I had to re-read things about the Black Hills Expedition of 1874 and the breachings of the Fort Laramie treaty of 1868. That led me back into Custer, the refuge of thousands of Plains Indians, the Battle of the Little Bighorn, Custer’s actual instructions from General Alfred Terry and, as always, roaming over the maps to fix the geography of the history in my mind’s eye.

Custer stuff led me indirectly to reading about the California Gold Rush, the transcontinental railway, the Great Migration of 1843, Kit Carson’s autobiography and the Long Walk of 1864.

The research led to some related but more or less recreational reading that included Blackfoot writer James Welch’s Fools Crow, Mark Twain’s Roughing It and the temptation to really go out to lunch and reread the late Oakley Hall’s wonderful Ambrose Bierce mysteries, set in 19th century San Francisco. I can see it, smell it, feel it and eat it in Hall’s books.

This all is great fun, of course, but I’m not sure where it’s getting me.

There are so many twists and turns.

While I might have Col. John Chivington to thank for turning back the Confederacy at Apache Canyon outside of Santa Fe in 1862, I grimace at the would-be chaplain’s leadership in the Sand Creek Massacre two years later in Colorado.

My hero growing up was Kit Carson, but as a better educated adult I can’t get my head around his thinking during the forced relocation of the Navajos and the start of the Long Walk to Bosque Redondo ikn 1864.

I have learned that Custer, job-wise, was just a pawn in a bigger game, but isn’t that the story of most of us?

I try to imagine the depth of Chief Joseph’s pain when he said in 1877: “I want to have time to look for my children, to see how many I can find. Maybe I shall find them among the dead. Hear me, my chiefs! I am tired; my heart is sick and sad. From where the sun now stands, I will fight no more forever.”

Beyond the wheels continuing to turn in my own brain, the value of my research is questionable.
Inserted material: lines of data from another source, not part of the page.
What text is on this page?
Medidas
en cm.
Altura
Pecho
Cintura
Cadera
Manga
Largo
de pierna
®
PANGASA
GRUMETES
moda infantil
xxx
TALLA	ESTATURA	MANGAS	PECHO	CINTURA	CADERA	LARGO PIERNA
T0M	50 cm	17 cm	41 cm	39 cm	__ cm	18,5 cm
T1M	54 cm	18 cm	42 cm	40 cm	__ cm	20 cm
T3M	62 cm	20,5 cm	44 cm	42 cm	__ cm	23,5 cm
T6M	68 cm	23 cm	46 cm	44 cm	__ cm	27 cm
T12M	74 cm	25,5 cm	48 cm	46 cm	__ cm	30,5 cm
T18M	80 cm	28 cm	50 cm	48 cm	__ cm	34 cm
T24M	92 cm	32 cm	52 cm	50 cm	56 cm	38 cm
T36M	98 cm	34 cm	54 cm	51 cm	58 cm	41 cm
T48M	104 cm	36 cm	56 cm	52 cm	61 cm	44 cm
As I think Monte Walsh (Tom Selleck) said at the end of the trail-drive days in the-made-for-TV movie of Jack Schaefer’s novel:

“You can ride all the way to Canada and back. Ain’t nobody gonna pay you for it.”

And I don’t want to find out that the only winners in it all were the Donald J. Trump types in the Grant administration back in Washington, D.C.

Now, time again to confer with Cooper.